The Connection (Le French) sets off where William Friedkin's 1976 classic The French Connection left off. The southern port city of Marseille was Gaetan 'Tany' Zampa's (Gilles Lellouche) kingdom and he ruled supreme. Heroin was the trade, the market America and Tany was the untouchable godfather of the French Connection. Most people in power had a price and corruption stretched to the top including the mayor's office and it was a very fine dividing line between the 'Corsican cops' and the gangsters. Into this scene steps clean, dedicated investigating magistrate Pierre Michel (Jean Dujardin) reassigned with his family from Metz to Marseille in 1975 to investigate 'The French Connection.' which is really Corsican -Neopolitan. It's not long before the cat and mouse game becomes personal and Michel ditches his old methods in an obsessive pursuit of Gaetan which puts his wife Jacqueline (Celine Sallette) and family in danger.

It's slick with a vintage 70s feel that can at times feel a bit contrived. The Marseille Cote d'Azur backdrop's great and the hand held camera adds flair but don't look for a Popeye Doyle character intensity and action. This isn't the Friedkin classic, it's clean driven with echoes of Michael Mann's 'Heat' with Lellouche and Dujardin placed in De Niro and Pacino's shoes. The violence comes in short bursts and the duel lasted until 1981 and Francois Mitterand's Presidency and the US DEA on board. The rest's history.

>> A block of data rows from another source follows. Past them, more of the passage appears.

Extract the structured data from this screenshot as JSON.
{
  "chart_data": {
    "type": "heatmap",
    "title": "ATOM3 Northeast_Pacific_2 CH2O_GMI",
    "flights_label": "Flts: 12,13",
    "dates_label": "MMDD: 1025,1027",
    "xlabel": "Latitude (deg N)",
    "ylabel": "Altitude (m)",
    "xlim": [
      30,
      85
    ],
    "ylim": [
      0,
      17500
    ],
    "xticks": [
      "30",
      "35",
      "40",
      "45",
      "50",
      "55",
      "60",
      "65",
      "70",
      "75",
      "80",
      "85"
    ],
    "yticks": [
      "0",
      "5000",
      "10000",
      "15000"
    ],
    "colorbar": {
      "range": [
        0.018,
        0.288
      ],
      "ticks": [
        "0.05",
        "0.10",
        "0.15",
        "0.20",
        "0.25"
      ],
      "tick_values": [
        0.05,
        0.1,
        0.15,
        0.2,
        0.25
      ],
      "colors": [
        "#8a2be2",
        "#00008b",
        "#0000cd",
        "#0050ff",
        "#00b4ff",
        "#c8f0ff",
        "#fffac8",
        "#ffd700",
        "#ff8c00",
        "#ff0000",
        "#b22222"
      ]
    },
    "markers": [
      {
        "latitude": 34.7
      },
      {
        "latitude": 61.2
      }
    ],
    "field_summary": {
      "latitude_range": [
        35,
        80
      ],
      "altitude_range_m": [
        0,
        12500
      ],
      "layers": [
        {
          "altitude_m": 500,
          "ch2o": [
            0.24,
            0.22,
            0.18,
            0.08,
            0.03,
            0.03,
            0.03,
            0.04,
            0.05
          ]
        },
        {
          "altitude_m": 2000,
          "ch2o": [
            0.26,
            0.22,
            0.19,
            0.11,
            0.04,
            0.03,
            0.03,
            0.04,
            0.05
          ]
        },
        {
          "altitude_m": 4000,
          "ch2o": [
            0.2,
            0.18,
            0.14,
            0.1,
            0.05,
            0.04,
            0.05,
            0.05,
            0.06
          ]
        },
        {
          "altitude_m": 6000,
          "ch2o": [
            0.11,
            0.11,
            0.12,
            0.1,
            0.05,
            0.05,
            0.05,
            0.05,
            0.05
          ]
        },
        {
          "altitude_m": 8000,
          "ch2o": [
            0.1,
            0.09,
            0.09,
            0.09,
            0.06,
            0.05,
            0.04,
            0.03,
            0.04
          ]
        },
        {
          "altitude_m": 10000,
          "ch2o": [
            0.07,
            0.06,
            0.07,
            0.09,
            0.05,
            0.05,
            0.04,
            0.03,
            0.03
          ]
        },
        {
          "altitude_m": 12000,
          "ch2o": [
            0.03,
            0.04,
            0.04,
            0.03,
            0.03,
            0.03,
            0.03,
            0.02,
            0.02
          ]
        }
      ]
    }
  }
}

Released by Altitude Film Distribution/PictureHouse 29th May

Director: Brad Peyton

Cast: Dwayne Johnson, Alexandra Daddario, Carla Gugino

Genre: Action, Drama, Thriller

Language: English

Country of Origin: USA 2015 107 mins.

Certificate 12A

Rating: **

Digitally enhanced spectacle and the flag of patriotism hover over San Francisco's Golden Gate Bridge. This is man against nature and when it's a magnitude 9 earthquake sound the trumpet and call the man. LA and San Francisco are hit so search and rescue pilot Ray Gain (Dwayne Johnson) who can hover a helicopter as only Ray can between tumbling skyscrapers, falling rubble, explosions and chaos galore snatches ex-wife Emma (Carla Gugino) from the top of a crumbling building and poor old Daniel Reddick (Ioan Gruffudd), Emma's partner built San Francisco's tallest skyscraper. It's now off to find estranged daughter Blake (Alexandra Daddario) who's been rescued by Ben (Hugo Johnson-Burt) and his horrible 11 year-old brother Ollie (Art Parkinson) and when you think it's all over an academic seismologist (Paul Giamatti) suggests that another quake's on the way plus a tsunami.

Digitally enhanced visuals are spectacular but with little attention to human drama, Emma and Blake all but sidelined and a cringe worthy script it all begins to tip into a disaster.